Justine Hennin returns to life of tennis

Once again, Belgium is the centre of the women's tennis universe, as, just a week or so after 'Tennis Mama' Kim Clijsters won the US Open title, Justine Henin could today announce that she is also to have a 'second career' on the professional tour.

But it would be wrong to simply lump the Belgians’ stories together just because they have the same passports, because they are both former world No 1s, and just because this is happening all at once, as there are some significant differences between Clijsters’ ‘unretirement’ and the mooted Second Coming of Juju.

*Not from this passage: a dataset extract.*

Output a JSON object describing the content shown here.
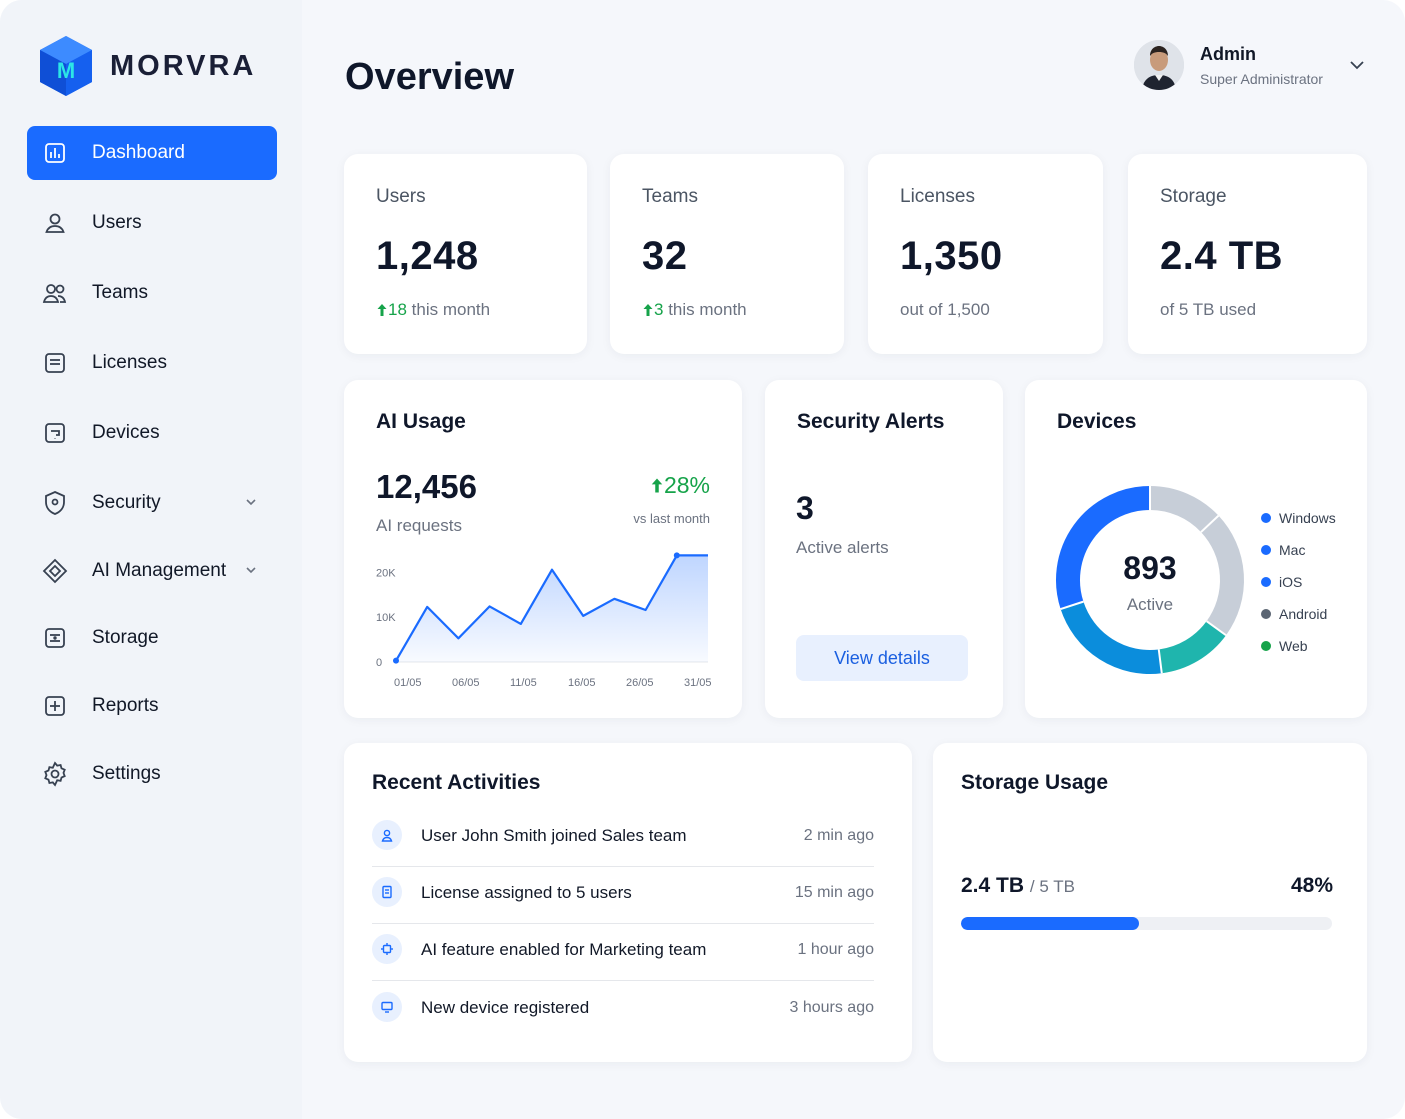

For one thing, Henin wouldn’t be another working mother of the sport; unlike Clijsters, she hasn’t been on the journey from maternity dress to tennis skirt.

And, if the speculation in Belgium is accurate and Henin says tonight on Belgian television that she is joining the list of the women’s tour’s ‘unretired’ – as Martina Hingis, Lindsay Davenport and others have asked before her, why have just one tennis career when you can have two? – she is unlikely to begin by suggesting that she is doing so simply because she was encouraged by watching Clijsters win the New York slam at only her third tournament back. Even before Clijsters was celebrating on the Arthur Ashe Stadium with her daughter Jada and her husband Brian Lynch, there had been rumours that Henin was thinking about coming back, with stories in Belgium that she had ordered a batch of 14 tennis rackets. Still, Clijsters’ success in America indicated that it is entirely possible that Henin could end up winning the next slam, January’s Australian Open.

After all, Henin was always a more successful player than Clijsters. Though she is only 5ft 5in tall, she doesn’t have Clijsters’ athletic build, and, unlike Clijsters, she doesn’t tend to do the splits on court, Henin always did have a backhand that was both devastatingly attractive and devastatingly effective. That backhand was the shot that brought Henin seven slam titles to Clijsters’ two.

At 27, Henin is a year older than Clijsters. Belgium and Florida’s Palm Beach Gardens (home to the Williams sisters, Serena and Venus) are once again the parts of the globe that matter in the women’s game.